Unmarshaller creates a pyexpat parser and registers start, end, and data handlers. State is kept in a stack (_stack) and a type accumulator (_type). The end handler pops the stack and coerces the accumulated string to the declared type.

# CPython Lib/xmlrpc/client.py (simplified)
def end_int(self, data):
self.append(int(data))
self._value = 0

def end_string(self, data):
if self._encoding:
data = data.decode(self._encoding)
self.append(data)
self._value = 0

The parser is created lazily on the first call to feed. A port that wants to reuse an Unmarshaller across multiple responses must call close and recreate the parser, matching CPython's behaviour.

MultiCall batching

MultiCall accumulates calls in a list and sends them as a single system.multicall request.

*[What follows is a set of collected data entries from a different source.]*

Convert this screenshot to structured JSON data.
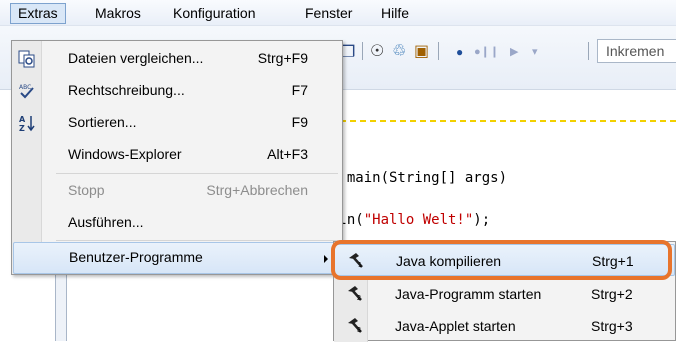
{
  "menubar": {
    "items": [
      {
        "label": "Extras"
      },
      {
        "label": "Makros"
      },
      {
        "label": "Konfiguration"
      },
      {
        "label": "Fenster"
      },
      {
        "label": "Hilfe"
      }
    ]
  },
  "toolbar": {
    "search_text": "Inkremen"
  },
  "editor": {
    "code_lines": {
      "line1": "d main(String[] args)",
      "line2_prefix": "tln(",
      "line2_string": "\"Hallo Welt!\"",
      "line2_suffix": ");"
    }
  },
  "extras_menu": {
    "items": [
      {
        "label": "Dateien vergleichen...",
        "shortcut": "Strg+F9",
        "icon": "compare-files-icon"
      },
      {
        "label": "Rechtschreibung...",
        "shortcut": "F7",
        "icon": "spellcheck-icon"
      },
      {
        "label": "Sortieren...",
        "shortcut": "F9",
        "icon": "sort-icon"
      },
      {
        "label": "Windows-Explorer",
        "shortcut": "Alt+F3"
      },
      {
        "label": "Stopp",
        "shortcut": "Strg+Abbrechen",
        "disabled": true
      },
      {
        "label": "Ausführen...",
        "shortcut": ""
      },
      {
        "label": "Benutzer-Programme",
        "shortcut": "",
        "submenu": true
      }
    ]
  },
  "submenu": {
    "items": [
      {
        "label": "Java kompilieren",
        "shortcut": "Strg+1",
        "icon": "hammer-icon",
        "num": "1"
      },
      {
        "label": "Java-Programm starten",
        "shortcut": "Strg+2",
        "icon": "hammer-icon",
        "num": "2"
      },
      {
        "label": "Java-Applet starten",
        "shortcut": "Strg+3",
        "icon": "hammer-icon",
        "num": "3"
      }
    ]
  },
  "colors": {
    "callout": "#e8742c",
    "highlight": "#d7e6f7",
    "string": "#c00000"
  }
}
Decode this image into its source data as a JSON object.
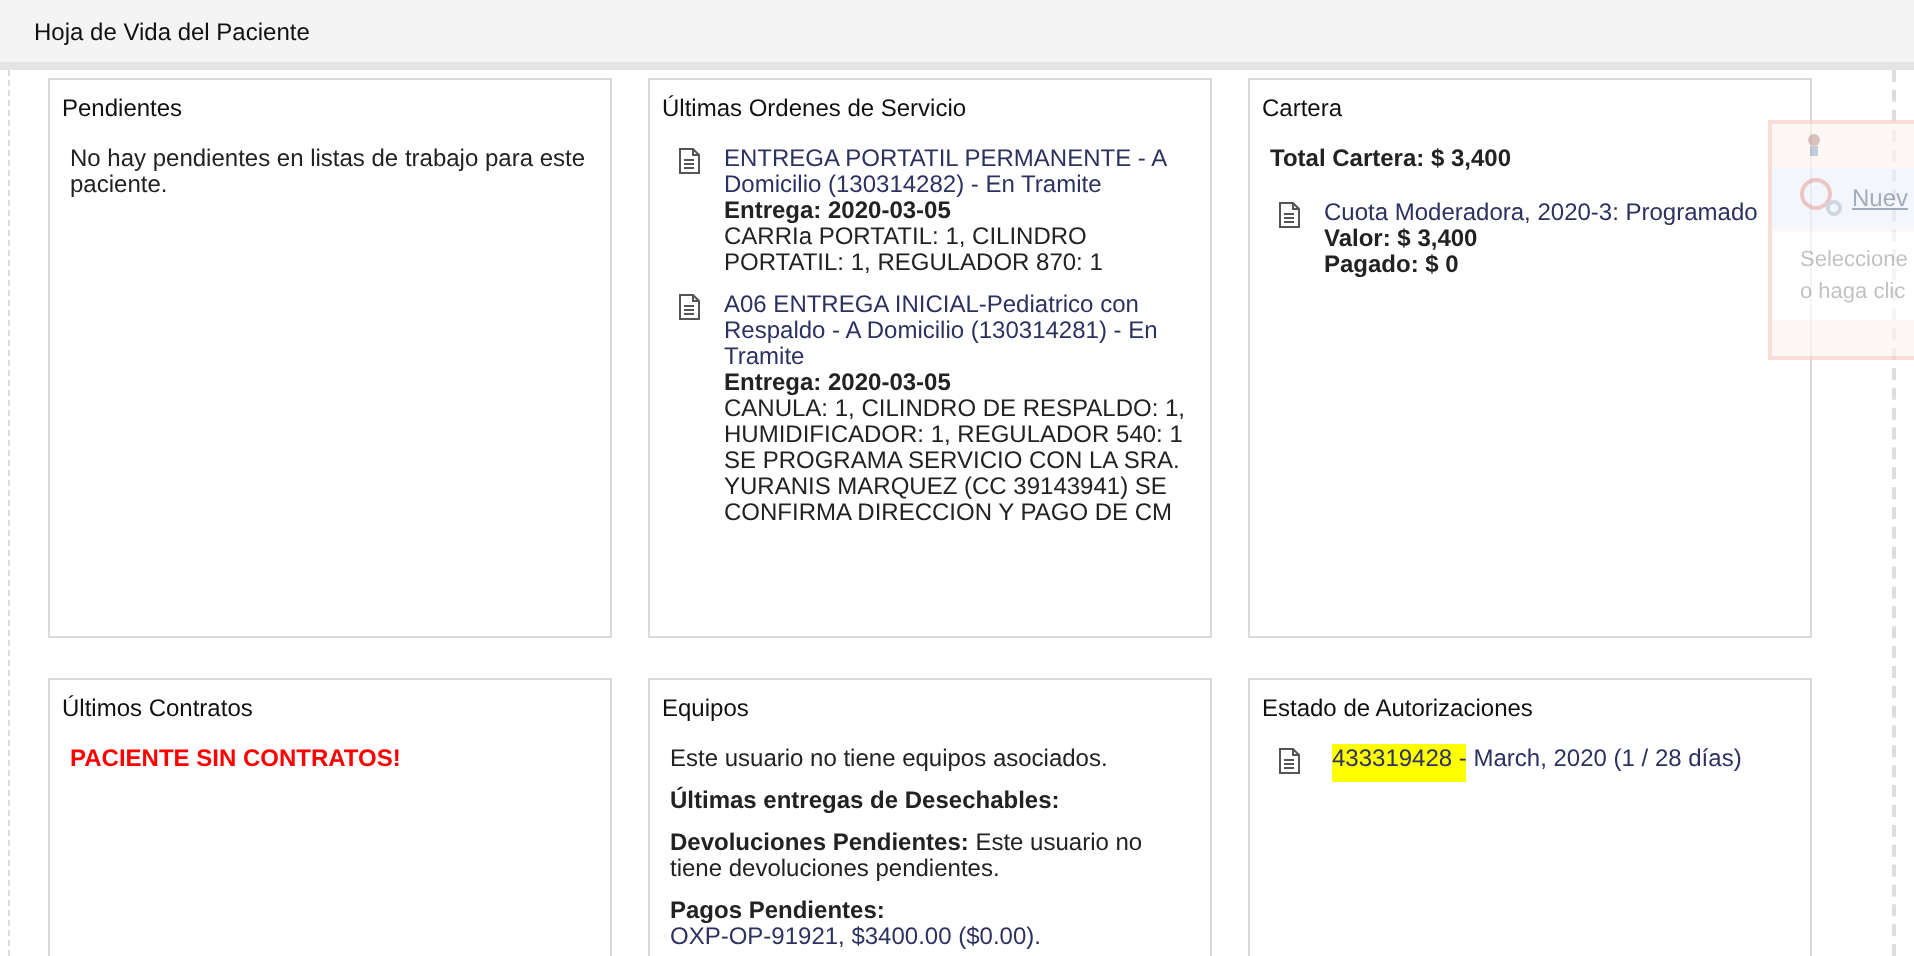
{
  "page_title": "Hoja de Vida del Paciente",
  "cards": [
    {
      "title": "Pendientes",
      "items": [
        {
          "kind": "text",
          "text": "No hay pendientes en listas de trabajo para este paciente."
        }
      ]
    },
    {
      "title": "Últimas Ordenes de Servicio",
      "items": [
        {
          "kind": "doc",
          "lines": [
            {
              "kind": "link",
              "text": "ENTREGA PORTATIL PERMANENTE - A Domicilio (130314282) - En Tramite"
            },
            {
              "kind": "bold",
              "text": "Entrega: 2020-03-05"
            },
            {
              "kind": "plain",
              "text": "CARRIa PORTATIL: 1, CILINDRO PORTATIL: 1, REGULADOR 870: 1"
            }
          ]
        },
        {
          "kind": "doc",
          "lines": [
            {
              "kind": "link",
              "text": "A06 ENTREGA INICIAL-Pediatrico con Respaldo - A Domicilio (130314281) - En Tramite"
            },
            {
              "kind": "bold",
              "text": "Entrega: 2020-03-05"
            },
            {
              "kind": "plain",
              "text": "CANULA: 1, CILINDRO DE RESPALDO: 1, HUMIDIFICADOR: 1, REGULADOR 540: 1 SE PROGRAMA SERVICIO CON LA SRA. YURANIS MARQUEZ (CC 39143941) SE CONFIRMA DIRECCION Y PAGO DE CM"
            }
          ]
        }
      ]
    },
    {
      "title": "Cartera",
      "items": [
        {
          "kind": "total",
          "text": "Total Cartera: $ 3,400"
        },
        {
          "kind": "doc",
          "lines": [
            {
              "kind": "link",
              "text": "Cuota Moderadora, 2020-3: Programado"
            },
            {
              "kind": "bold",
              "text": "Valor: $ 3,400"
            },
            {
              "kind": "bold",
              "text": "Pagado: $ 0"
            }
          ]
        }
      ]
    },
    {
      "title": "Últimos Contratos",
      "items": [
        {
          "kind": "alert",
          "text": "PACIENTE SIN CONTRATOS!"
        }
      ]
    },
    {
      "title": "Equipos",
      "items": [
        {
          "kind": "text",
          "text": "Este usuario no tiene equipos asociados."
        },
        {
          "kind": "text",
          "text": "**Últimas entregas de Desechables:**"
        },
        {
          "kind": "text",
          "text": "**Devoluciones Pendientes:** Este usuario no tiene devoluciones pendientes."
        },
        {
          "kind": "plain-group",
          "lines": [
            {
              "kind": "bold",
              "text": "Pagos Pendientes:"
            },
            {
              "kind": "link",
              "text": "OXP-OP-91921, $3400.00 ($0.00)."
            }
          ]
        }
      ]
    },
    {
      "title": "Estado de Autorizaciones",
      "items": [
        {
          "kind": "auth",
          "number": "433319428 -",
          "highlighted": true,
          "text": "March, 2020 (1 / 28 días)"
        }
      ]
    }
  ],
  "side_popup": {
    "link": "Nuev",
    "lines": [
      "Seleccione",
      "o haga clic"
    ]
  }
}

The server returns a list of result dicts. MultiCallIterator unpacks them, raising Fault for any entry that carries a fault code.

# CPython Lib/xmlrpc/client.py (simplified)
class MultiCall:
def __init__(self, server):
self.__server = server
self.__call_list = []

def __getattr__(self, name):
return _MultiCallMethod(self.__call_list, name)

def __call__(self):
marshalled = [{'methodName': m, 'params': p}
for m, p in self.__call_list]
return MultiCallIterator(self.__server.system.multicall(marshalled))

_MultiCallMethod.__call__ appends (methodname, params) to the list instead of sending immediately. The actual HTTP round-trip happens only when the MultiCall instance itself is called.

gopy notes

  • The dispatch table on Marshaller is a class-level dict. Mutations by one instance affect all instances. A port should replicate this class-level sharing.
  • DateTime uses time.strptime for parsing, which is not thread-safe in CPython before the GIL is released for _strptime import. A Go port can use time.Parse without this concern.
  • Binary.encode and decode are instance methods that wrap base64.encodebytes and base64.decodebytes. The trailing newline that encodebytes adds is stripped during decode by the unmarshaller, not by Binary itself.
  • Transport keeps a persistent http.client.HTTPConnection per host. Connection reuse logic lives in Transport._connection; a port must handle the (host, connection) tuple carefully.